Nathan and The Jews are very different plays: Nathan has a historical setting, in medieval Jerusalem, The Jews is set in Lessing’s contemporary Germany. Nathan is a verse play, The Jews is written in prose. Most importantly perhaps, Nathan aspires to the lofty status of an Ideendrama, while The Jews is only a Lustspiel, a “fun play”. (Back then a German author could still write a play called The Jews and call it a comedy). Both plays, however, deal with religious intolerance, and particularly with the treatment of the Jews, an issue that Lessing held very strong views about.

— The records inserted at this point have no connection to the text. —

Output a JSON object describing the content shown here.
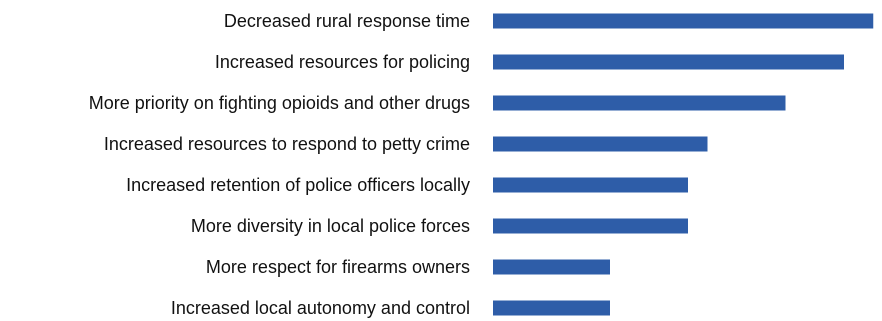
{
  "chart_data": {
    "type": "bar",
    "orientation": "horizontal",
    "categories": [
      "Decreased rural response time",
      "Increased resources for policing",
      "More priority on fighting opioids and other drugs",
      "Increased resources to respond to petty crime",
      "Increased retention of police officers locally",
      "More diversity in local police forces",
      "More respect for firearms owners",
      "Increased local autonomy and control"
    ],
    "values": [
      39,
      36,
      30,
      22,
      20,
      20,
      12,
      12
    ],
    "title": "",
    "xlabel": "",
    "ylabel": "",
    "xlim": [
      0,
      40
    ],
    "grid": false,
    "legend": "none",
    "bar_color": "#2E5DA8"
  }
}
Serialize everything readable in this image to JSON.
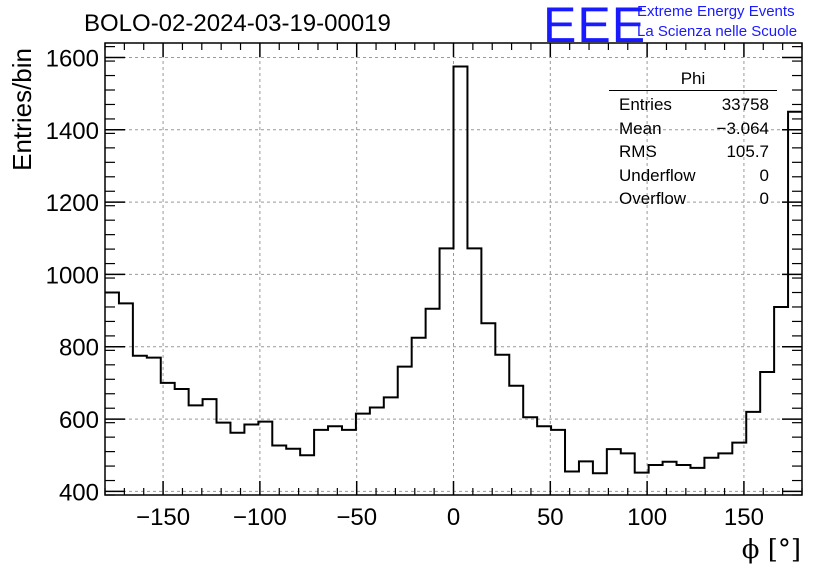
{
  "header": {
    "title": "BOLO-02-2024-03-19-00019",
    "logo_text": "EEE",
    "logo_line1": "Extreme Energy Events",
    "logo_line2": "La Scienza nelle Scuole"
  },
  "stats": {
    "name": "Phi",
    "rows": [
      {
        "label": "Entries",
        "value": "33758"
      },
      {
        "label": "Mean",
        "value": "−3.064"
      },
      {
        "label": "RMS",
        "value": "105.7"
      },
      {
        "label": "Underflow",
        "value": "0"
      },
      {
        "label": "Overflow",
        "value": "0"
      }
    ]
  },
  "chart_data": {
    "type": "histogram",
    "title": "BOLO-02-2024-03-19-00019",
    "xlabel": "ϕ [°]",
    "ylabel": "Entries/bin",
    "xlim": [
      -180,
      180
    ],
    "ylim": [
      390,
      1640
    ],
    "bin_width": 7.2,
    "bin_edges_start": -180,
    "values": [
      950,
      920,
      775,
      770,
      700,
      683,
      638,
      655,
      590,
      562,
      585,
      593,
      527,
      518,
      500,
      570,
      580,
      570,
      615,
      632,
      660,
      745,
      825,
      905,
      1072,
      1575,
      1072,
      865,
      778,
      692,
      605,
      580,
      570,
      455,
      483,
      450,
      517,
      505,
      452,
      473,
      482,
      473,
      465,
      493,
      505,
      535,
      620,
      730,
      910,
      1450
    ],
    "x_ticks": [
      -150,
      -100,
      -50,
      0,
      50,
      100,
      150
    ],
    "x_tick_labels": [
      "−150",
      "−100",
      "−50",
      "0",
      "50",
      "100",
      "150"
    ],
    "y_ticks": [
      400,
      600,
      800,
      1000,
      1200,
      1400,
      1600
    ],
    "y_tick_labels": [
      "400",
      "600",
      "800",
      "1000",
      "1200",
      "1400",
      "1600"
    ],
    "grid": true,
    "line_color": "#000000",
    "grid_color": "#999999"
  }
}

Both plays were attacked: The Jews was accused of being “unlikely”, which might seem like a silly thing to say of a play in our postmodern world, but classicist vresaimblance was still the house style in Germany at the time.
The plays are similar in more ways than that, however, and these productions bring out the key similarity. The token Jewish character in each of the plays (Nathan and the “Traveler”) is played with naturalistic reserve, while the several other characters (Christians and Muslims in Nathan, aristocrats and lackies in The Jews) are grotesquely exaggerated. Even the costumes of the two Jews most nearly resemble what passes for “normal” clothing: The “Traveler” wears normally cut trousers while the other men in The Jews appear in breeches.
The result is that the two jews seem much more approachable and human to the audience, encouraging identification and empathy. If the plays are ment to argue that Jews are humans, the direction seems to suggest that they are the most human of humans. The strategy pays off: When each play ends with its Jewish everyman left alone on stage in a spotlight, while a merry mob of gentiles marches off laughing (at him?), Lessing’s contrived conciliatory endings seem troubling.
Of course the actors have to rely on grosss stereotypes to achieve that goal, but a lot of the comedy, in both cases, comes out of their most exaggerated moments. The two women in particular are irresistibly funny: Hanna Juergens is the naive ingenue, while Therese Affolter is her wiser and very horny maid. Sehr lust-ig!